By signing off on a date in the future, lawmakers established a loophole through which the County of Henrico or the City of Richmond (the only two localities that currently fund GRTC) could scrap their transit funding altogether in this spring’s budgets and lock themselves in with no obligation to continue locally funding transit at all.
The anticipated $25 million GRTC will receive from their 15% allocation in the CVTA bill isn’t even enough to cover even half of their current budget. If that happened, Richmond’s award-winning, trend-bucking transit system could face service cuts this summer.
Spending on sprawl
What is guaranteed to receive funding out of the CVTA bill is sprawl. The original version of HB1541 included language which only allowed the new regional authority to spend its budget on new road construction. Lacking any mandated provisions for bike, pedestrian, or multimodal infrastructure—let alone maintenance of existing roadways—Delegate McQuinn’s bill could potentially result in 85% of the new funding flowing directly into new highways.

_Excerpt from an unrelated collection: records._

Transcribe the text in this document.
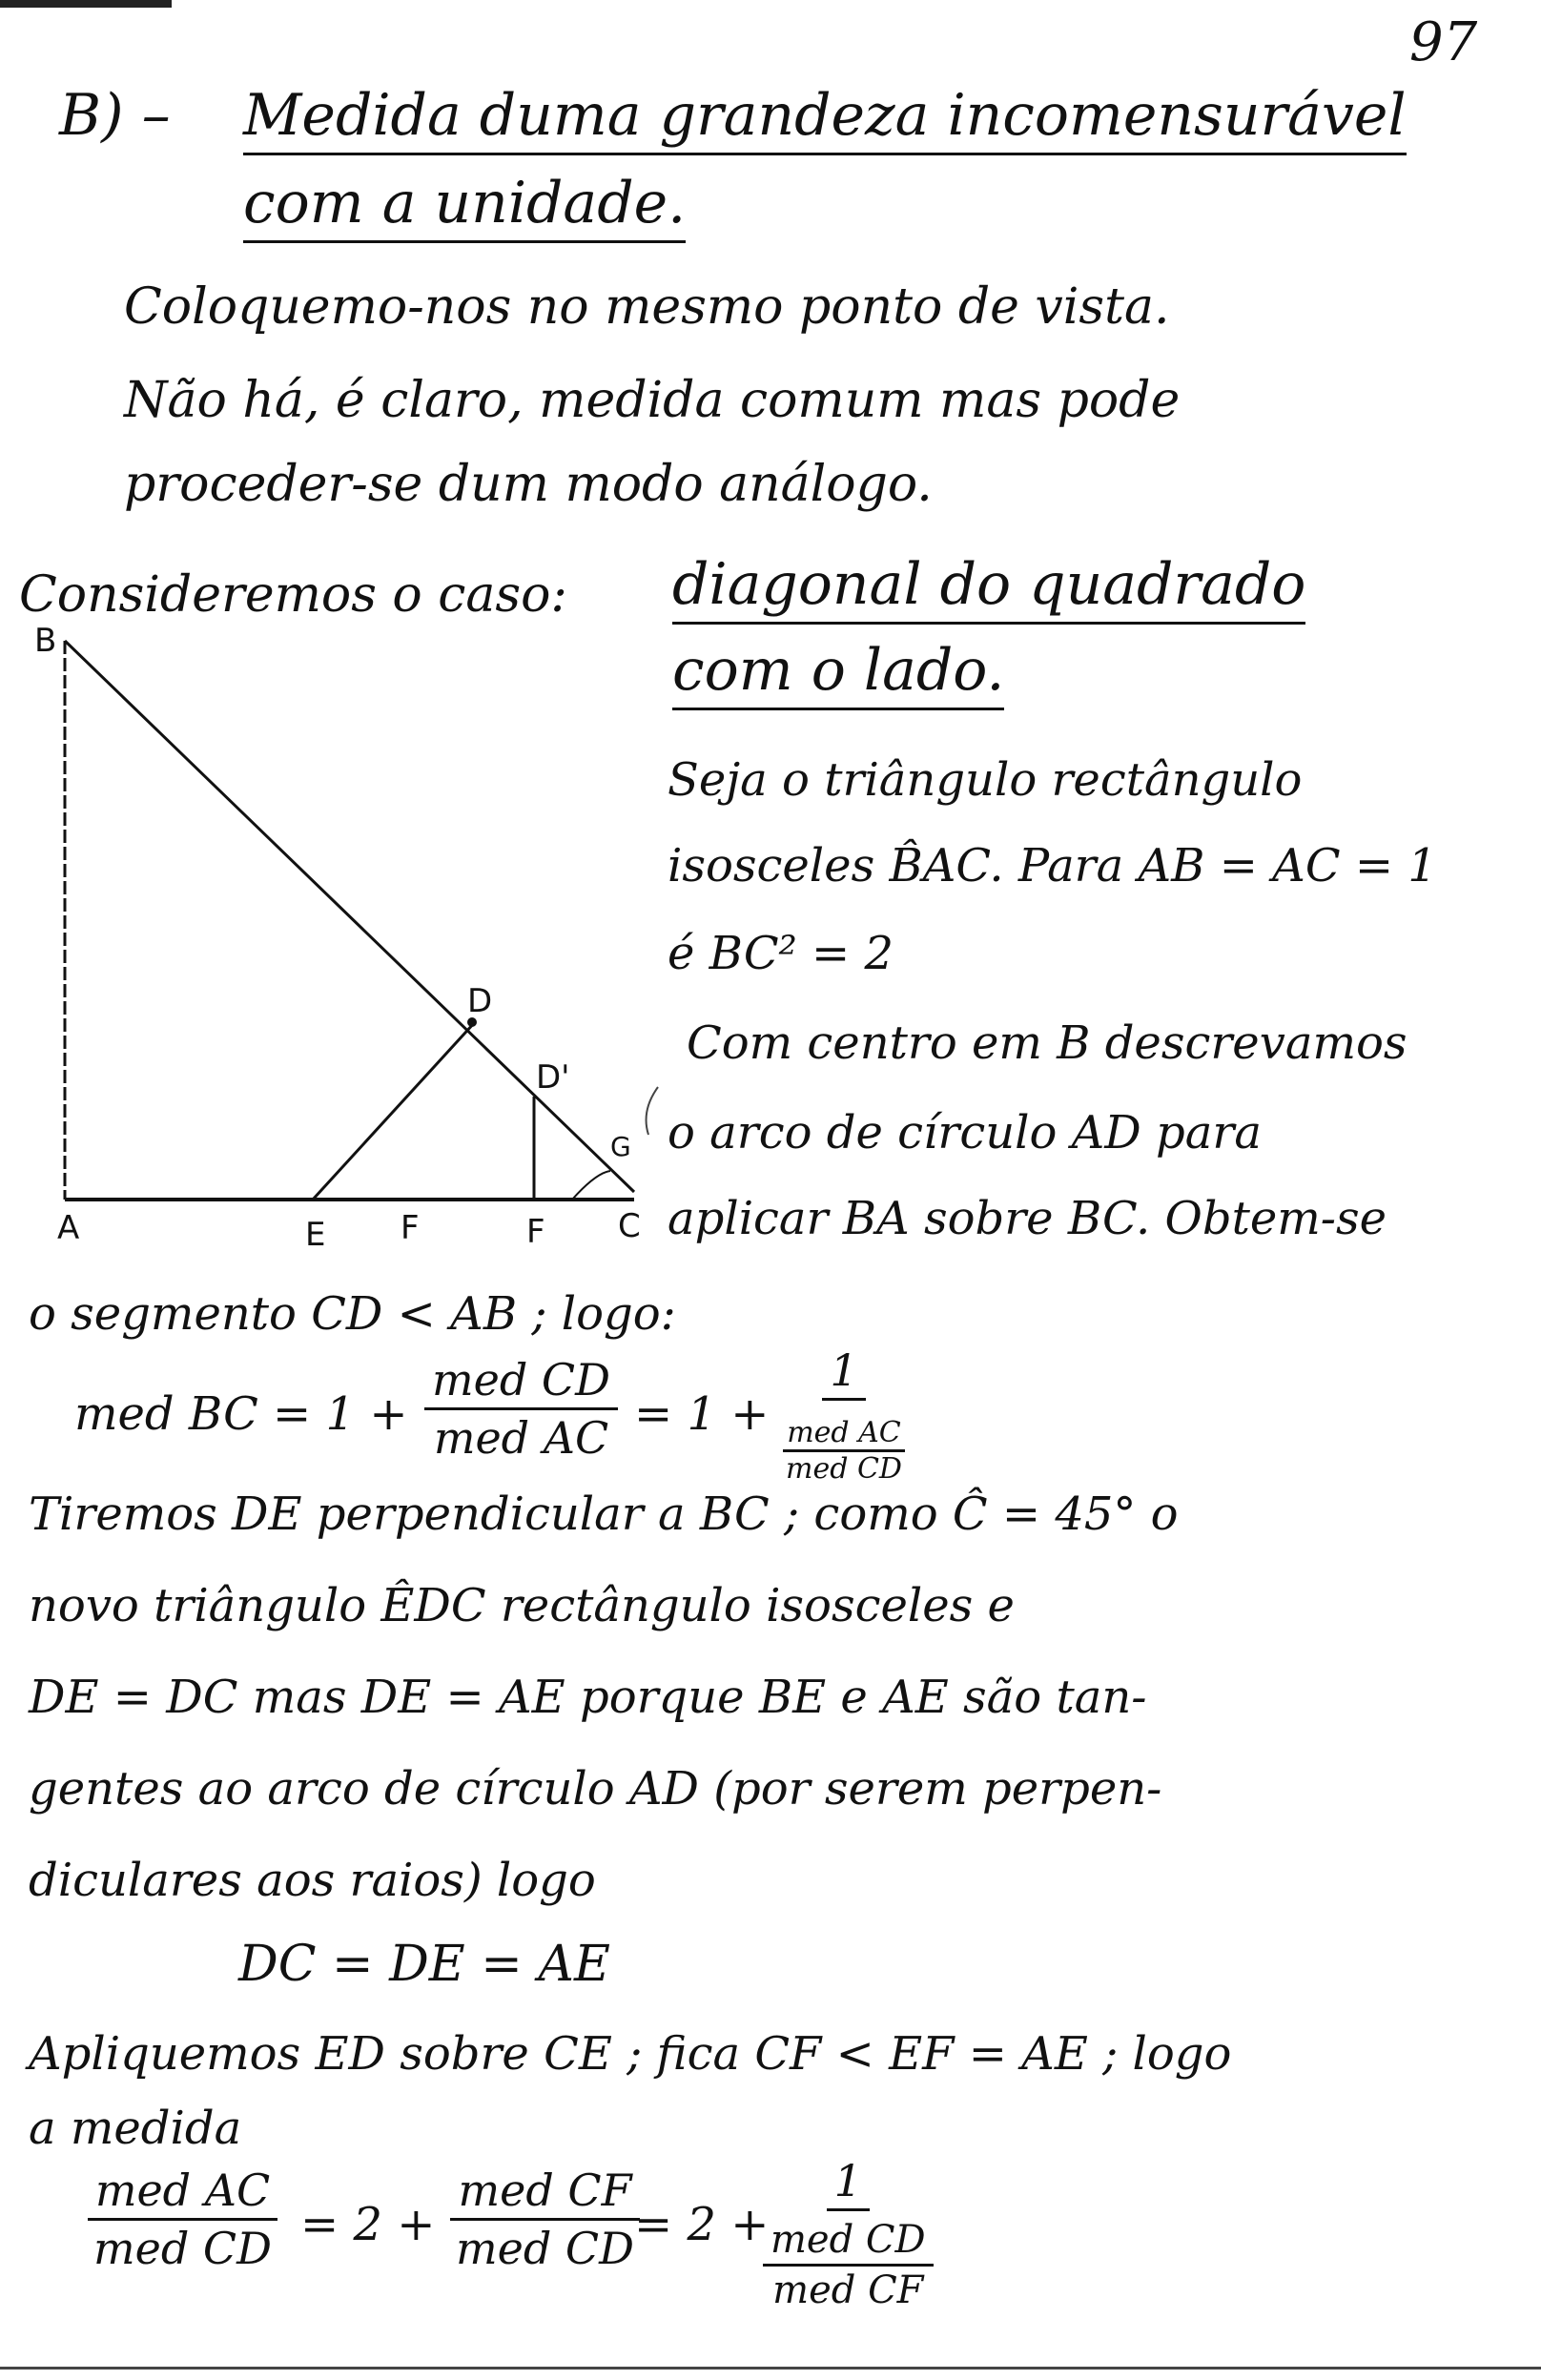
97
B) – Medida duma grandeza incomensurável
com a unidade.
Coloquemo-nos no mesmo ponto de vista.
Não há, é claro, medida comum mas pode
proceder-se dum modo análogo.
Consideremos o caso: diagonal do quadrado
com o lado.
B
A	E F	F C
D
D'
G
Seja o triângulo rectângulo
isosceles B̂AC. Para AB = AC = 1
é BC² = 2
Com centro em B descrevamos
o arco de círculo AD para
aplicar BA sobre BC. Obtem-se
o segmento CD < AB ; logo:
med BC = 1 +
med CD
med AC = 1 +
1
$\frac{\text{med AC}}{\text{med CD}}$
Tiremos DE perpendicular a BC ; como Ĉ = 45° o
novo triângulo ÊDC rectângulo isosceles e
DE = DC mas DE = AE porque BE e AE são tan-
gentes ao arco de círculo AD (por serem perpen-
diculares aos raios) logo
DC = DE = AE
Apliquemos ED sobre CE ; fica CF < EF = AE ; logo
a medida
med AC
med CD = 2 +
med CF
med CD = 2 +
1
$\frac{\text{med CD}}{\text{med CF}}$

That means as much as $145 million annually could go to build out further sprawl. Chesterfield County, the largest locality in Planning District 15, already has a litany of new highway projects it plans to fund with the new tax dollars. A proposal to extend Powhite Parkway out to US Route 360 is projected to cost a half a billion dollars alone.
In an op-ed in the Virginia Mercury, Stewart Schwartz— Executive Director of the Coalition for Smarter Growth—warned lawmakers, “We are not confident that Richmond’s suburban jurisdictions are yet committed to transit-oriented land use and the rural land conservation necessary to reduce traffic and preserve the livability of the region. Instead, with a big infusion of tax dollars for road expansion and accompanying auto-dependent growth, the region could repeat the mistakes of traffic-choked Northern Virginia.”